While Spearville struggled at the high school level, the junior high teams were thriving under the new offense. Those junior high players were the ones who made up a majority of last season’s 13-0 team that won the school’s first state championship on the gridiron.
"Other than pee wee football, it’s all I’ve ever known through junior high and high school," senior running back Luke Heskamp said. "It has definitely worked for us. I definitely like running it, it fits us pretty well."
Part of the uniqueness of the single wing is that there is not a traditional quarterback. Sophomore Kolby Stein, who would appear to be the quarterback from the spectator’s eye, is technically considered the fullback. Last season the Lancers threw the ball 82 times in 13 games. This year, the Lancers have done even less throwing.

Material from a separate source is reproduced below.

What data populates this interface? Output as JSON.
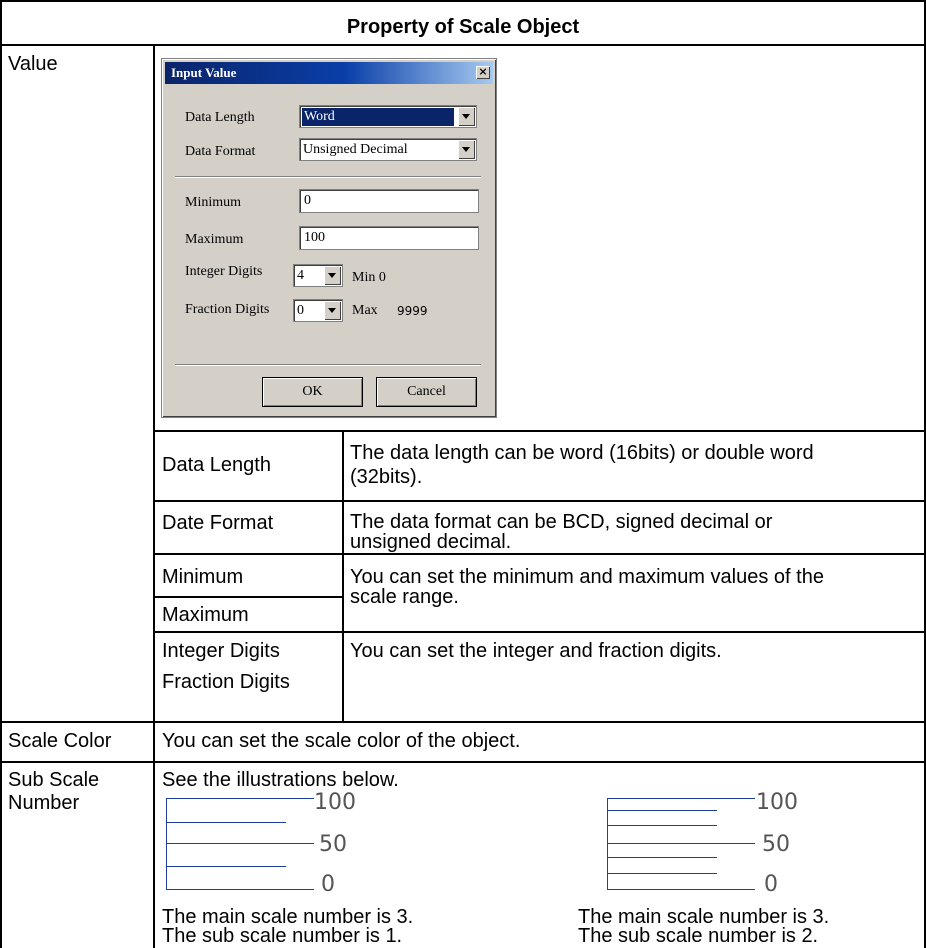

Spearville has thrown the ball just 39 times in their first seven games. It's an offense that is built to run the ball and when it comes to running the ball, the Lancers have used many different ballcarriers.
In 2014, the Lancers ran the ball 372 times in 11 games with five different Lancers tallying 30 or more carriers. Last season, four Lancers carried the ball at least 30 times as the team ran the ball 353 times.
"We’ve done well the last couple of years especially having multiple talented guys get their touches," Fowler said. "We really don’t ask too much of just one person. One person doesn’t have to carry the load for us."
On Friday, the Lancers (7-0) will try to keep their 20-game winning streak going when they host Leoti (5-2). With only two regular season games remaining, Spearville will begin the defense of their state championship on Nov. 1 when the playoffs begin.
"It's coming down to it," Heskamp said. "There is only so many more games left to it. Coming out every day to practice makes you more eager to get things done."
Kickoff between Spearville and Leoti is scheduled for 7 p.m. in Spearville.